Solving complex examples correctly is an impossible task for those who do not understand elementary rules and laws in mathematics. Addition and subtraction mixed numbers can rightfully be attributed to complex examples... However, with correct parsing the numbers themselves, you can easily carry out any action.

What it is?

A mixed number is a combination of an integer part and a fractional part. For example, there are 2 and 3, of which 2 is a prime number, but 3 is already mixed, where 3 is whole part, and - fractional. The presented varieties are added and subtracted in different ways, but do not entail difficulties in independent decision examples.

Complete parsing of the example

For a full presentation of the essence of mixed meaning, an example should be given of a task that will help to display the meaning of the narration of the conceived. So, Vasya rode a circle around the school on a bicycle in 1 minute and 30 seconds, and then walked another circle in 3 minutes and 30 seconds. How much time did Vasya spend on the whole walk around the school?

This example is aimed at adding mixed numbers, which in this case do not even have to be converted into seconds beforehand. It turns out that the addition is carried out by separately adding minutes and seconds. As a result, we get the following result:

1. Addition of minutes - 1 + 3 = 4.
2. Addition of seconds = 30 + 30 = 60 seconds = 1 minute.
3. Total value 4 minutes + 1 minute = 5 minutes.

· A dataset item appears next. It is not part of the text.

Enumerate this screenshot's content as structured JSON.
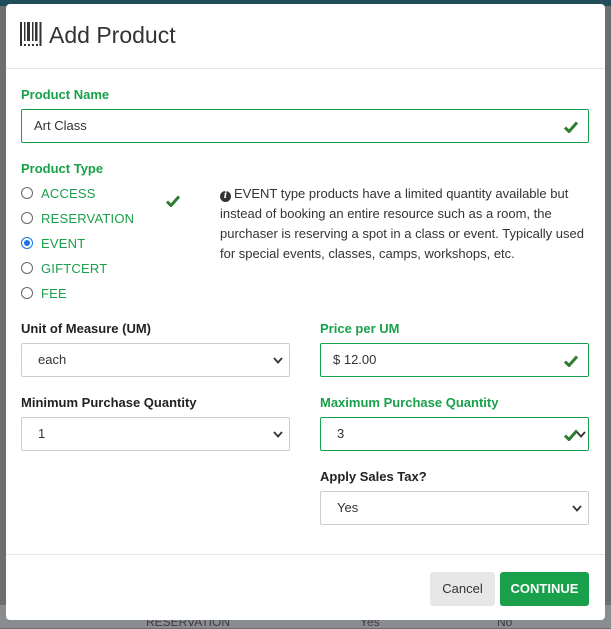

If we proceed from the mathematical display, then the presented actions can be distinguished in one expression:

From the above, it becomes clear that the mixed numbers should be added separately in parts - first whole parts, and then fractional ones. If the fractional number gives another integer value, it is also added to the integer value obtained earlier. The fractional part is added to the resulting integer value - a mixed number is obtained.

Addition rules

To consolidate what has been learned, a rule for adding mixed numbers should be given. Here you should use the following sequence:

1. To begin with, separate the parts from the meaning - into whole and fractional.
2. Now add the whole pieces.
3. Next, add up the fractional ones.
4. If an integer part can be extracted from a fractional number - converted into a mixed value - then a similar breakdown is carried out.
5. The resulting integer part from the fractional value is added to the previously obtained integer value.
6. The fractional part is added to the whole part.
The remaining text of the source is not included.